Ram explained: “Basically, the Magic Pen is used by fraudsters, posing as a bank representatives to dupe customers. Typically, these fraudsters approach unsuspecting customers as sales representatives of banks selling credit cards and loan products. Once the sales pitch is successful, they ask customers to complete the loan/credit card applications and provide a blank signed security cheque wherein the imposter fills up the details on the cheque in their presence using their own pen. Subsequently, the details of beneficiary and amount in the cheque are altered since it was filled up with the magic pen, which allows the details entered to be erased without a trace. The cheque is then cashed from various banks using third parties.

“These fraudsters armed with a magic pen and the gift of gab could appear in the form of bank sales agents, insurance representatives, bill collectors, real estate agents or any type of direct marketing executives who collect payments in cheques.

“We, at RAKBANK, send out communication on a regular basis to our customers, providing them with security tips and information that aim to protect them and safeguard their banking relationships.”

How to avoid this fraud?

RAKBANK portal issued some guidelines on what you should do if you are approached by a representative of a bank selling a Credit Card or Personal Loan:

• Please ask the representative to identify himself and check his photo ID card issued by the bank.

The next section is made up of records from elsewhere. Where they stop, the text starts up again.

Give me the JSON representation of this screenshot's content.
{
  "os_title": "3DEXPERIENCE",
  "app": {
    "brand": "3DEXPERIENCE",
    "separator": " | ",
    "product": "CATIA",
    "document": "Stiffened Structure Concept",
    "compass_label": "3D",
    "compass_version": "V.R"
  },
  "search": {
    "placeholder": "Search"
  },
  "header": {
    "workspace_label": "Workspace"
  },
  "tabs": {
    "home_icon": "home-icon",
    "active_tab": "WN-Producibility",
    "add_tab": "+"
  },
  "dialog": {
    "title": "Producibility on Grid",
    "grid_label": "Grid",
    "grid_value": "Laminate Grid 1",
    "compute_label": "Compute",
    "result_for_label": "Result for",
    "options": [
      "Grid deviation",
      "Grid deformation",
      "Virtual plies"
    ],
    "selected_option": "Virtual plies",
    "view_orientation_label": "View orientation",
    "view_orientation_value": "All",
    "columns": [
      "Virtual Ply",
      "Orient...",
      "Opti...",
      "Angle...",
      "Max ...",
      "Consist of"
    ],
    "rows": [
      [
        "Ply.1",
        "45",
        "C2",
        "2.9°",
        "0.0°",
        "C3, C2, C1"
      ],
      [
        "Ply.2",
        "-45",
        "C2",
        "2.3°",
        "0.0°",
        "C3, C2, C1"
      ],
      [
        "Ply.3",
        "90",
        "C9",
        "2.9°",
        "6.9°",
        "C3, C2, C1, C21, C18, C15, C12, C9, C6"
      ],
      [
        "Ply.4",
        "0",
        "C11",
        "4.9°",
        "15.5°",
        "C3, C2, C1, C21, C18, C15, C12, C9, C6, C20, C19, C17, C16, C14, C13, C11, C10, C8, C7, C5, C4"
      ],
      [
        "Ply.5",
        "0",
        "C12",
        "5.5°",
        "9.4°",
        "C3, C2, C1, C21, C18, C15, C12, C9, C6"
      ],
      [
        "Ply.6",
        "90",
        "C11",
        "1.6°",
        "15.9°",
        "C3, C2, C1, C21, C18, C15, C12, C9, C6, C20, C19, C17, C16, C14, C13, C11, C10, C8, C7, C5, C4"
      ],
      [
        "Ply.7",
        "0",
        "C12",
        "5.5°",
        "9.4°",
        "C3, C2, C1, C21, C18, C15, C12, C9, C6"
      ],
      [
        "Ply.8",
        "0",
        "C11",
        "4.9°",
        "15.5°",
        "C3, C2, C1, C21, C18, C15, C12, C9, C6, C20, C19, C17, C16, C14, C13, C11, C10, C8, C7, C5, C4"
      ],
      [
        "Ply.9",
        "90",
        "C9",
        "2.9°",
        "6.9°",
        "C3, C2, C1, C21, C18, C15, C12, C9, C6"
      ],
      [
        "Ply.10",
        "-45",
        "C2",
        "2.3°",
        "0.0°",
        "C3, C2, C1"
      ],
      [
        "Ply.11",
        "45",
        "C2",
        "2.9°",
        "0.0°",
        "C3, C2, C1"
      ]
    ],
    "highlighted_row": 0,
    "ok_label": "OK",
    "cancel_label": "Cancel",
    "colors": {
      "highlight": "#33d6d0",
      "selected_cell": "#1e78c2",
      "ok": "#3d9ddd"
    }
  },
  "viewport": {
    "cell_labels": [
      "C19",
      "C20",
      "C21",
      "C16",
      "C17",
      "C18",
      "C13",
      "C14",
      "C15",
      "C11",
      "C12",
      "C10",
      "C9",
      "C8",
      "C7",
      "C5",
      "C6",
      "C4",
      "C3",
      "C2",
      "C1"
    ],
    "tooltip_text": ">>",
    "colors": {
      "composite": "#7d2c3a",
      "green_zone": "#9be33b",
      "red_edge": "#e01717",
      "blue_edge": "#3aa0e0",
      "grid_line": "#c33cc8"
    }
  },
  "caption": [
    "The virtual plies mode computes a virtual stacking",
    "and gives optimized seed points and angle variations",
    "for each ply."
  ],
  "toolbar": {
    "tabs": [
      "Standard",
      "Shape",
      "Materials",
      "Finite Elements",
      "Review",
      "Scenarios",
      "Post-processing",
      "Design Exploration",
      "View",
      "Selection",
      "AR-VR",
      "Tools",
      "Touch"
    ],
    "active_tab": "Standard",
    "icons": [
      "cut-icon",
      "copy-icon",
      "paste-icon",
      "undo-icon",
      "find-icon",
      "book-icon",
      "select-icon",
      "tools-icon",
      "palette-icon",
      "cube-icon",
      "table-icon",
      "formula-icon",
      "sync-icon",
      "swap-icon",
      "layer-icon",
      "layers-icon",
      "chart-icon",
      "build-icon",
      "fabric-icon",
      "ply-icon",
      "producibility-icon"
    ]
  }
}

• Do not hand a blank security cheque. Please fill in all details in the cheque including name of the beneficiary (which should be the bank’s name) and amount with your own pen.

• Do not use the pens provided by the other party to fill in details of the cheque or loan / card documents.

• If in doubt contact the concerned bank on their land line and confirm that the representative indeed works for the bank he claims to represent.

In addition, the Bank will never ask you to share your banking credentials or log in to an email link to claim a prize, refund or update your account details to avoid closure. Please do not respond with such information to any email, SMS or WhatsApp message claiming to be from the bank.

You’ve been warned! Don’t be duped, magic pen is real. So sign off with your own pen.